When choosing metrics, think outside the “impressions” box.
It’s important to shift your perception of measurement from being a traditional report card to, instead, a tool that will improve your team’s performance over time. While big number vanity metrics like impressions may seem exciting in one-off campaign reports, they fail to illustrate the impact your work has in a broader business context. So, don’t let yourself get fooled by the flashy numbers (and remember this the next time you attend an awards dinner and see a campaign that you’ve never heard of have ‘500 billion media impressions!’).
Instead, try supplementing impressions with other metrics in your next report to provide both quantitative and qualitative analysis. My personal favorites are analyzing a campaign’s Quality of Coverage (prominence, outlet, sentiment, headline appearances, rate of key message penetration, etc.) or tracking Share of Voice to show how your campaign helped break through a cluttered media landscape.
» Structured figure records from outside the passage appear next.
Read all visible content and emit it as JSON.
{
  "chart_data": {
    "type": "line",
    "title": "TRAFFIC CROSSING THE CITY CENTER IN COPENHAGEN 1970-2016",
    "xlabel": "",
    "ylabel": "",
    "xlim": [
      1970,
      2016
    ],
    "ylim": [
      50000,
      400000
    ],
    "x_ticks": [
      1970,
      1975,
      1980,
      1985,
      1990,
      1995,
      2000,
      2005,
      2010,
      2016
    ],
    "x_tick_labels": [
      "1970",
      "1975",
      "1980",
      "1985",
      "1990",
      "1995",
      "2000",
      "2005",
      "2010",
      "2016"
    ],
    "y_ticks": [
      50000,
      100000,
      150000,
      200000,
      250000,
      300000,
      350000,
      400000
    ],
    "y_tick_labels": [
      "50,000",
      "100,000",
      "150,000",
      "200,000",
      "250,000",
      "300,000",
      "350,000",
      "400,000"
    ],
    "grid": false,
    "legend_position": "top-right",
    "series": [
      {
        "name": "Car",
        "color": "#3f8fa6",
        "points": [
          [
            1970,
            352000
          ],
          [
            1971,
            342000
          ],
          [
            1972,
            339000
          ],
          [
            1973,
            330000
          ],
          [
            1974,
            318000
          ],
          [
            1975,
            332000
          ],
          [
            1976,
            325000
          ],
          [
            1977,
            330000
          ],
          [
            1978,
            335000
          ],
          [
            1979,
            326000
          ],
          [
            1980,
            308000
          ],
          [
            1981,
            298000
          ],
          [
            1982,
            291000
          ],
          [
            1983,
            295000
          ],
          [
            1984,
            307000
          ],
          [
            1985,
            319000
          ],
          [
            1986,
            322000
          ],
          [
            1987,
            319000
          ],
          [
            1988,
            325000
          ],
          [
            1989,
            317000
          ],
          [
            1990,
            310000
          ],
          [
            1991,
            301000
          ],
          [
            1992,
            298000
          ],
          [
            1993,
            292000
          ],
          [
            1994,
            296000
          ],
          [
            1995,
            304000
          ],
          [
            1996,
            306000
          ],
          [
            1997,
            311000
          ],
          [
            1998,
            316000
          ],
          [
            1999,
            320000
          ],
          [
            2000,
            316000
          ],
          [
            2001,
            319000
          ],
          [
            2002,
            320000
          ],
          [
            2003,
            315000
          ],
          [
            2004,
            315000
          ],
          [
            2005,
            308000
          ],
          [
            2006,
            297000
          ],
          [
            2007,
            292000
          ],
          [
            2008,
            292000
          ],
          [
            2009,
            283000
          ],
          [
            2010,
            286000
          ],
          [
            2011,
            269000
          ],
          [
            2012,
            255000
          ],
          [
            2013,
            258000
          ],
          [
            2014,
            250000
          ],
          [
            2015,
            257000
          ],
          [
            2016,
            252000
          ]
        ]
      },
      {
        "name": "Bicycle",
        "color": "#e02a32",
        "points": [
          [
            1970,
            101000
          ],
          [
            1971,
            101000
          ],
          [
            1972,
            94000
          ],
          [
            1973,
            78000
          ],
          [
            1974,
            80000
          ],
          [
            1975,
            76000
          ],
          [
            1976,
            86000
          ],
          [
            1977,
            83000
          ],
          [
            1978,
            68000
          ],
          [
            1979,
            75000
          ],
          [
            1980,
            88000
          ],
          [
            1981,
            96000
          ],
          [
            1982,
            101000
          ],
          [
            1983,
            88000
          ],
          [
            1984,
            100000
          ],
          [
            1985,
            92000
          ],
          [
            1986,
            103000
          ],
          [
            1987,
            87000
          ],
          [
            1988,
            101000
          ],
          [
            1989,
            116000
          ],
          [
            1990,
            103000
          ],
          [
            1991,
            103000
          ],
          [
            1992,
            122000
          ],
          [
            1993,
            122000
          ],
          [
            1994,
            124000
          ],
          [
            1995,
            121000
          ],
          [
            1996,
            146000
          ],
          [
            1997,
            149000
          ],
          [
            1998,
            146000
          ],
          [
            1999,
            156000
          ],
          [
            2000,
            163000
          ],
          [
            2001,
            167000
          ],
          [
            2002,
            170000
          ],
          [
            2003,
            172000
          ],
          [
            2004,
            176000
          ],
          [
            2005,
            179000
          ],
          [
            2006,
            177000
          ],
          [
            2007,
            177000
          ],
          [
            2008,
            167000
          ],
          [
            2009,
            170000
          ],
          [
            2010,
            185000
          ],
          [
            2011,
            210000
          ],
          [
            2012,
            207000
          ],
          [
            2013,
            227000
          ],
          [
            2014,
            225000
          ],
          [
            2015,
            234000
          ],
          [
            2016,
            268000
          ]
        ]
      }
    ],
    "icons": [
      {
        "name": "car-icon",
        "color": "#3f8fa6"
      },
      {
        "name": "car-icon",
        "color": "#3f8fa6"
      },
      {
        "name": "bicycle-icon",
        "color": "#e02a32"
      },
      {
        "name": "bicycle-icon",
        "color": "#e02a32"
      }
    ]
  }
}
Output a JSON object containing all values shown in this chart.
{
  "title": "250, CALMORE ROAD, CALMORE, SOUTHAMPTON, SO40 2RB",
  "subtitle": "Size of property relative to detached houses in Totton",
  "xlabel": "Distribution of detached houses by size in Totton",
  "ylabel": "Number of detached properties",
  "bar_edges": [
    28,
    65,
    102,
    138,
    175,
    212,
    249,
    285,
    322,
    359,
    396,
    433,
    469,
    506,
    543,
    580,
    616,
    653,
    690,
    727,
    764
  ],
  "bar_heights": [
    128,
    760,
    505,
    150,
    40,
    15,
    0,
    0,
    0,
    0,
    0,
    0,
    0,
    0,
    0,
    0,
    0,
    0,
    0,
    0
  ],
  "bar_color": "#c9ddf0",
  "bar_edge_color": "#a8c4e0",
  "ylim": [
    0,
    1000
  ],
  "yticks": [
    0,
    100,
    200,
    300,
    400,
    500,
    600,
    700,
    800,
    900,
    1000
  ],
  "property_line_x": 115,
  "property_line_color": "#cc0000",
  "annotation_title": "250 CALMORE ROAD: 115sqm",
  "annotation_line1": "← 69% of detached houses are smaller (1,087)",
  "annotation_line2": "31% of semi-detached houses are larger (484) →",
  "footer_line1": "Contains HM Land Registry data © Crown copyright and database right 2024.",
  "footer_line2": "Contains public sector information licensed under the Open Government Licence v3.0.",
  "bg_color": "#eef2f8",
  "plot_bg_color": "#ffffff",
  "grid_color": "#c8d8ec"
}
Start early and keep a pulse, seriously.
Remember: measurement is not, and no longer should be, an afterthought. Develop a measurement approach far before the launch of your campaign and, if you don’t already have benchmarks, set them. If you don’t, when it comes time to report, you’ll be faced with far too many questions, like “Have we been successful?” or “How will I show that my team’s efforts have made a meaningful impact on business goals?” Make it easy for yourself and do not let these questions go unanswered. Be sure to track your results before, during and after your campaign launch in order to capture the full picture.
It takes a village.
To cultivate truly elevated reports, it’s important to rebuild from the ground up. Revamping your approach to measurement cannot be done by any one team member. It’s important to keep each member of your team informed on campaign goals, benchmarks, metric terminology, and measurement tools. In addition, each team member, from the C-Suite down, should be in agreeance on the performance metrics – especially since much of the day-to-day monitoring and reporting is often handled by our freshest faces.
Well, there you have it! If you walk away with nothing else, just remember this: in a business environment that wants data-driven insights, no time is better than the present when it comes to providing new, elevated reports that truly prove the value of your hard work.